A new study weighs in on the longevity limit of our biological bodies.

The researchers used data from NHANES surveys 1999–2014, which is:

…a program of studies designed to assess the health and nutritional status of adults and children in the United States.

About 5,000 people are examined as part of this program each year.

The scientists investigated a large, longitudinal dataset of complete blood counts from within this overarching NHANES data. Basically, this is information about the number of blood cells as well as certain markers such as hemoglobin, and so on.

They combined these variables into a single metric, the dynamic organism state indicator (DOSI), and then looked into how this changes with age. (Not unlike previous research that used data mining to find aging clocks in levels of blood proteins.)

And indeed, over the course of a 10-year follow-up, the DOSI was fairly good at predicting chronic age-related diseases. Interestingly, the baseline DOSI was elevated (= bad) in people who engaged in ‘life-shortening’ behaviors such as smoking. The researchers then extrapolated the DOSI data in a few different ways and this

…suggested that the equilibration rate and hence the resilience is gradually lost over time and is expected to vanish (and hence the recovery time to diverge), at some age of ~120–150 y.o.

That’s it, then. 150 years max.

Not entirely. Allow me to quote a substantial chunk from the discussion (bold is mine):

The proximity of the critical point revealed in this work indicates that the apparent human lifespan limit is not likely to be improved by therapies aimed against specific chronic diseases or frailty syndrome. Thus, no dramatic improvement of the maximum lifespan and hence strong life extension is possible by preventing or curing diseases without interception of the aging process, the root cause of the underlying loss of resilience. We do not foresee any laws of nature prohibiting such an intervention. Therefore, further development of the aging model presented in this work may be a step toward experimental demonstration of a dramatic life-extending therapy.
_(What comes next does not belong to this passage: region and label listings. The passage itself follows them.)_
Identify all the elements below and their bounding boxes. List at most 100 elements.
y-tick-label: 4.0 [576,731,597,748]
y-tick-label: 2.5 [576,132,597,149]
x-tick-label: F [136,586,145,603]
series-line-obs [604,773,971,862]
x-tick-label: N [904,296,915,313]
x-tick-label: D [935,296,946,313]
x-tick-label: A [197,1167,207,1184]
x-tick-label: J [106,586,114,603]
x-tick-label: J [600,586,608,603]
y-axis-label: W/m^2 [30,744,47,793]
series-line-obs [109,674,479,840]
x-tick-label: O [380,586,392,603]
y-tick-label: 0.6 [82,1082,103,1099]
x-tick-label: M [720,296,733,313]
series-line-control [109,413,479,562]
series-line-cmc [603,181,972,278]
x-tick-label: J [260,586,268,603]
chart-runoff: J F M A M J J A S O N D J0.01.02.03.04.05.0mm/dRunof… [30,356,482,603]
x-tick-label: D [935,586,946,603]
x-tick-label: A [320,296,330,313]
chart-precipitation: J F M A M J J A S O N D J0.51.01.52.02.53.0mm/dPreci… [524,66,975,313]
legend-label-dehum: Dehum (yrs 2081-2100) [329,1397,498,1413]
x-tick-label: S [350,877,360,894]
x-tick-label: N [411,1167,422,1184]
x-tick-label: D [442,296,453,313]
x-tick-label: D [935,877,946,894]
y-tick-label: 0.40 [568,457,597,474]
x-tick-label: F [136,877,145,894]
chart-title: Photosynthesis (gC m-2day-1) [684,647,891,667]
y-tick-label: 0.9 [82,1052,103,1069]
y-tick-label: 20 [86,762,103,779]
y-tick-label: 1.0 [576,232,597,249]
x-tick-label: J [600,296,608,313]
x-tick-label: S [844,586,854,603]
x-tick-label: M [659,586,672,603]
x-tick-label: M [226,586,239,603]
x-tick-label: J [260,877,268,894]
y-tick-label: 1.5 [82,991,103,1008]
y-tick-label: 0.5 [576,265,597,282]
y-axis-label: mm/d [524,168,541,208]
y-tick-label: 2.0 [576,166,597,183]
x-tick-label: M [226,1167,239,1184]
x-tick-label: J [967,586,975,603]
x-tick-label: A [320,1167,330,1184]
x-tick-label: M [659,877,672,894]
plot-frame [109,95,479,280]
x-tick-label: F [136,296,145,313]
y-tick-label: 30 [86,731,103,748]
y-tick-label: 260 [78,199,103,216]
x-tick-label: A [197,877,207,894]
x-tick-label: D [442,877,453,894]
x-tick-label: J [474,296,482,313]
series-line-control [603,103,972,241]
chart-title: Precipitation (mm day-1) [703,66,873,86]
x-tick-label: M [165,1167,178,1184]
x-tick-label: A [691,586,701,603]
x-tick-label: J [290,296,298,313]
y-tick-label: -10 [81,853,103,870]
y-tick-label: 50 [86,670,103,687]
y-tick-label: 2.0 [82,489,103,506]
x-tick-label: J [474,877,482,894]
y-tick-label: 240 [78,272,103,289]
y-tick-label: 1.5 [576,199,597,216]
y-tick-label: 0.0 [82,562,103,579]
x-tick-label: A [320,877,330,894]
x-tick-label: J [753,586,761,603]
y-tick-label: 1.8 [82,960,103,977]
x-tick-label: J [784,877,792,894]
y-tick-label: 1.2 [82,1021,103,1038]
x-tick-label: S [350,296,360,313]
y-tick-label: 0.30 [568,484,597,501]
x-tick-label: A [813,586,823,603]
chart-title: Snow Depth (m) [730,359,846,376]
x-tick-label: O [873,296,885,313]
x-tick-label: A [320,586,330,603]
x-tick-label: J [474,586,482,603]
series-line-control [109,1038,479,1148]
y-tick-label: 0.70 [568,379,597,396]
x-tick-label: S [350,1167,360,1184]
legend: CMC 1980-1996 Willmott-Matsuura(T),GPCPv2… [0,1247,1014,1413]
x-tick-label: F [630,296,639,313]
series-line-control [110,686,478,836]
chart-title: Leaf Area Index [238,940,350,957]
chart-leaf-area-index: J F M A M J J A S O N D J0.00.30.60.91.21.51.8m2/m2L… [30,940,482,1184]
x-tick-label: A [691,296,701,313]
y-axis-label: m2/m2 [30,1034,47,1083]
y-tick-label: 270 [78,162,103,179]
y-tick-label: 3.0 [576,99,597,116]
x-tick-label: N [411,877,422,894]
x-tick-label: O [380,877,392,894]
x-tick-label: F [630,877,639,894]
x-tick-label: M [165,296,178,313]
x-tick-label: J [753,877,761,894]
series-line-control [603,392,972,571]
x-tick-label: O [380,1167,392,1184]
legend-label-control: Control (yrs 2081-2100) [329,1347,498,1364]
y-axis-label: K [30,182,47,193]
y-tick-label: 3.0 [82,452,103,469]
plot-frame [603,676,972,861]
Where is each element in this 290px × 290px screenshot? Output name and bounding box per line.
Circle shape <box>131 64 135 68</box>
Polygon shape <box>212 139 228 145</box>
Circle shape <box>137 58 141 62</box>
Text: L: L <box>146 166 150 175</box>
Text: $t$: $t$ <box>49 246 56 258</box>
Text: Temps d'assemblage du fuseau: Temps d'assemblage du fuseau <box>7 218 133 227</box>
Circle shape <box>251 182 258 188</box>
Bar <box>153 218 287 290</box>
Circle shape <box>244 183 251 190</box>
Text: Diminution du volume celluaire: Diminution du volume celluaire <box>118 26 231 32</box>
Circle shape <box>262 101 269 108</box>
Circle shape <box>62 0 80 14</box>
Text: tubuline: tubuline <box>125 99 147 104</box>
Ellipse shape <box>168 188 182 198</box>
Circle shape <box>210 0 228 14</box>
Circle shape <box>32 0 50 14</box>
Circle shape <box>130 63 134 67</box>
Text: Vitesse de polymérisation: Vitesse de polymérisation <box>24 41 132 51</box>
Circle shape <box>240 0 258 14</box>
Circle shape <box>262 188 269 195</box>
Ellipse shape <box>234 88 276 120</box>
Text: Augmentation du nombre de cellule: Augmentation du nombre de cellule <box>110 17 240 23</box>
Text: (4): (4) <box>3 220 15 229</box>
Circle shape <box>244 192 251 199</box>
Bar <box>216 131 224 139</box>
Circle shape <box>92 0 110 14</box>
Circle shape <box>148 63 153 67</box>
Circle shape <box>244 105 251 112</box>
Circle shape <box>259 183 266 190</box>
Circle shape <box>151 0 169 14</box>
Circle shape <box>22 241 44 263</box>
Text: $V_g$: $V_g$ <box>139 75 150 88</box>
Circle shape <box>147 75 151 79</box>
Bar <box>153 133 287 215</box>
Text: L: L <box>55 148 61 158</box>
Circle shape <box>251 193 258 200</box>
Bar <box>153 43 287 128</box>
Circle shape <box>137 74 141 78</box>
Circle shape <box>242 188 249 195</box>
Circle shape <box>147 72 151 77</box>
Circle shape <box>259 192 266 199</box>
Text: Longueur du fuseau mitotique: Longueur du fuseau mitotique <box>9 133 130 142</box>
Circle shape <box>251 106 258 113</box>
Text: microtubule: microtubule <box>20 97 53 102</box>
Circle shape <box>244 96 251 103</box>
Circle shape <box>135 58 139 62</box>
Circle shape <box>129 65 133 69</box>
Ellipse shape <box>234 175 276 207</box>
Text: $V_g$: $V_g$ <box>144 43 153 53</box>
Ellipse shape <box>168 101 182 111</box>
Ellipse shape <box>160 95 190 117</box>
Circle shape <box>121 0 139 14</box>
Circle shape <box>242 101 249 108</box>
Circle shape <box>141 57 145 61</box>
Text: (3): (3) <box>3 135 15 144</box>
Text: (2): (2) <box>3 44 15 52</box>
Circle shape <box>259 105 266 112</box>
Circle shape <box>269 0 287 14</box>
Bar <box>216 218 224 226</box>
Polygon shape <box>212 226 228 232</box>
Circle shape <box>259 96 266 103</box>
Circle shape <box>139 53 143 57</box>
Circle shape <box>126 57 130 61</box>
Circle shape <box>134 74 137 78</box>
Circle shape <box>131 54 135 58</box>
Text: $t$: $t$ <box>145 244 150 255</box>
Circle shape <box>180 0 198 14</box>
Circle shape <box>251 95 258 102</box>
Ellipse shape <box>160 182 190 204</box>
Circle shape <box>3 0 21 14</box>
Note the bold sentence fragment. If we let our biology run its course, then — in the best possible conditions — 150 years could be the absolute maximum.

(Of course, ‘let our biology run its course’ is a vague statement. For example, blood pressure medication is widely used. It may also impact your lifespan by protecting you from cardiovascular problems. Is this letting biology run its course, or is this an intervention, or is it an enhancement?)

But, perhaps, we can move beyond treating age-related issues as and when they arise and begin to focus on intervening in the aging process itself.

One could say that age-related problems are symptoms, and aging is the disease.